Why Integration Is the Whole Game
This is where a functional process and a genuinely great one part ways. Most CPG brands
today are running their TPM in one tool, their sales forecast in another, and their demand plan in
a spreadsheet (or a standalone system that doesn't talk to either). Every hand-off between
systems is a moment where data gets stale, context gets lost, and the planner ends up making
decisions based on a version of reality that no longer exists.
The only way to break the manual, stale cycle is to have your TPM, sales forecast, and demand
planning workspace natively integrated. Not duct-taped together with exports and uploads, but
connected so data flows in real time and planners are always working from the latest inputs.

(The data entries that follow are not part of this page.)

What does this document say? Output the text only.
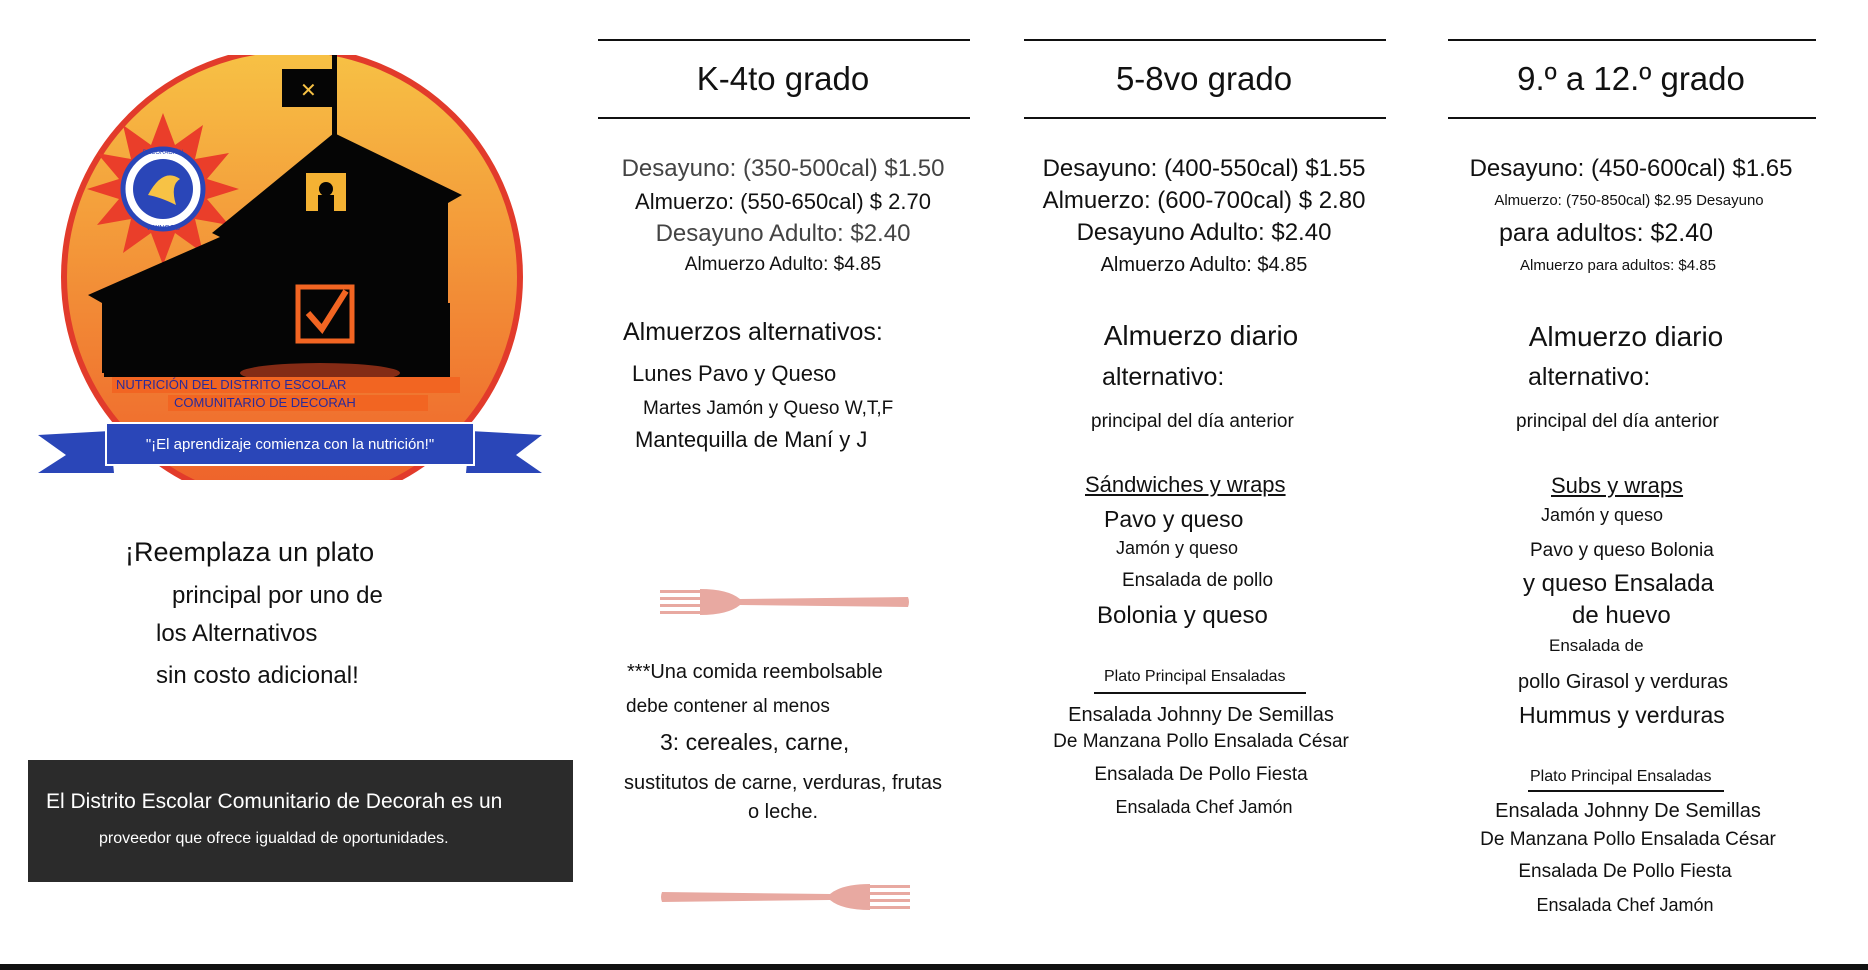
✕
DECORACIÓN
VIKINGOS
NUTRICIÓN DEL DISTRITO ESCOLAR
COMUNITARIO DE DECORAH
"¡El aprendizaje comienza con la nutrición!"
¡Reemplaza un plato
principal por uno de
los Alternativos
sin costo adicional!
El Distrito Escolar Comunitario de Decorah es un
proveedor que ofrece igualdad de oportunidades.
K-4to grado
Desayuno: (350-500cal) $1.50
Almuerzo: (550-650cal) $ 2.70
Desayuno Adulto: $2.40
Almuerzo Adulto: $4.85
Almuerzos alternativos:
Lunes Pavo y Queso
Martes Jamón y Queso W,T,F
Mantequilla de Maní y J
***Una comida reembolsable
debe contener al menos
3: cereales, carne,
sustitutos de carne, verduras, frutas
o leche.
5-8vo grado
Desayuno: (400-550cal) $1.55
Almuerzo: (600-700cal) $ 2.80
Desayuno Adulto: $2.40
Almuerzo Adulto: $4.85
Almuerzo diario
alternativo:
principal del día anterior
Sándwiches y wraps
Pavo y queso
Jamón y queso
Ensalada de pollo
Bolonia y queso
Plato Principal Ensaladas
Ensalada Johnny De Semillas
De Manzana Pollo Ensalada César
Ensalada De Pollo Fiesta
Ensalada Chef Jamón
9.º a 12.º grado
Desayuno: (450-600cal) $1.65
Almuerzo: (750-850cal) $2.95 Desayuno
para adultos: $2.40
Almuerzo para adultos: $4.85
Almuerzo diario
alternativo:
principal del día anterior
Subs y wraps
Jamón y queso
Pavo y queso Bolonia
y queso Ensalada
de huevo
Ensalada de
pollo Girasol y verduras
Hummus y verduras
Plato Principal Ensaladas
Ensalada Johnny De Semillas
De Manzana Pollo Ensalada César
Ensalada De Pollo Fiesta
Ensalada Chef Jamón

This is what Confido was built to solve. As the only platform that natively connects trade
promotion management, consumption-driven sales forecasting, and a dedicated demand
planning workspace under one roof, Confido eliminates the translation layer where accuracy
gets lost. When a promotion changes in the TPM, that flows into the sales forecast. When the
demand planner is ready to sync, they pull the latest read with one click without disrupting their
plan in progress. Customer inventory data flows in automatically. Statistical models run against
clean, integrated data. And the S&OP workflow is built into the platform and not managed on the
side.
The Bottom Line
Best-in-class demand planning in CPG is about building a process where every signal (trade,
consumption, inventory) flows cleanly into the forecast without manual intervention. That takes
the right stakeholders, the right workflow, and a platform where TPM, sales forecasting, and
demand planning aren't just adjacent tools but one. The brands winning at forecasting aren't
doing it with better spreadsheets. They're doing it with better infrastructure like Confido.